On July 8, Reuters news agency released amateur video footage that showed a man shooting a woman several times at close range while she sat on the ground. After the woman, identified as Najiba, collapsed, the footage showed a crowd of men cheering enthusiastically.
Quite why Najiba was killed is unclear, though Reuters said officials in Kabul blamed the Taleban. The New York Times identified the killer as Najiba’s husband, though it claimed Taleban fighters encouraged him to move closer to his wife before pulling the trigger, then cheered as she died.
Parwan provincial governor Abdul Basir Salangi told CNN that two Taleban commanders may have had some kind of relationship with Najiba, then accused her of adultery in order to save face.
The incident inevitably revived memories of Taleban rule, when women were publicly executed in a Kabul stadium.
Taleban spokesman Mojahed told IWPR that the group had conducted its own investigation, and established that its members were not involved.
Instead, he said, Najiba had left her husband and gone off to live with another man.
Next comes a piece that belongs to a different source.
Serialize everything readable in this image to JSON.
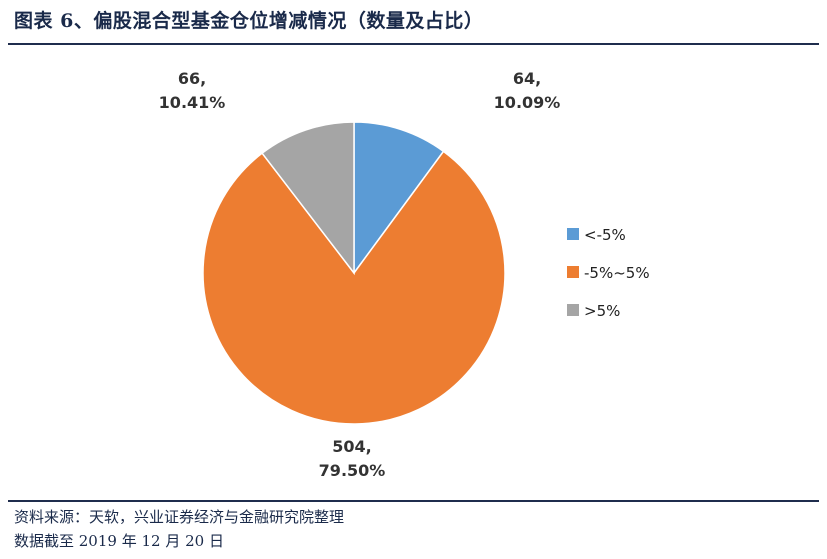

She was “arrested” by her in-laws and her own family, while the man escaped, Mojahed said.
While describing the killing as unjustified under Islamic law, and describing adultery cases as complex matters that should take up to six months to investigate, he said Najiba was “executed out of Afghan zeal and honour, and on grounds accepted in that region”.
He also said similar incidents had been incorrectly blamed on the Taleban, and accused journalists of being biased against the group.
“The media adopt an inappropriate stance against us either because the government demands it, or because of their own personal opinions,” Mojahed complained. “They don’t publish the truth, or the things we tell them.”
President Hamid Karzai called the killing a “heinous and unforgivable crime”, while the head of NATO forces in Afghanistan, General John Allen, described it as “an atrocity of unspeakable cruelty”.
On July 11, more than 100 people took to the streets of Kabul to protest against Najiba’s murder.
Mina Habib is an IWPR-trained contributor in Kabul.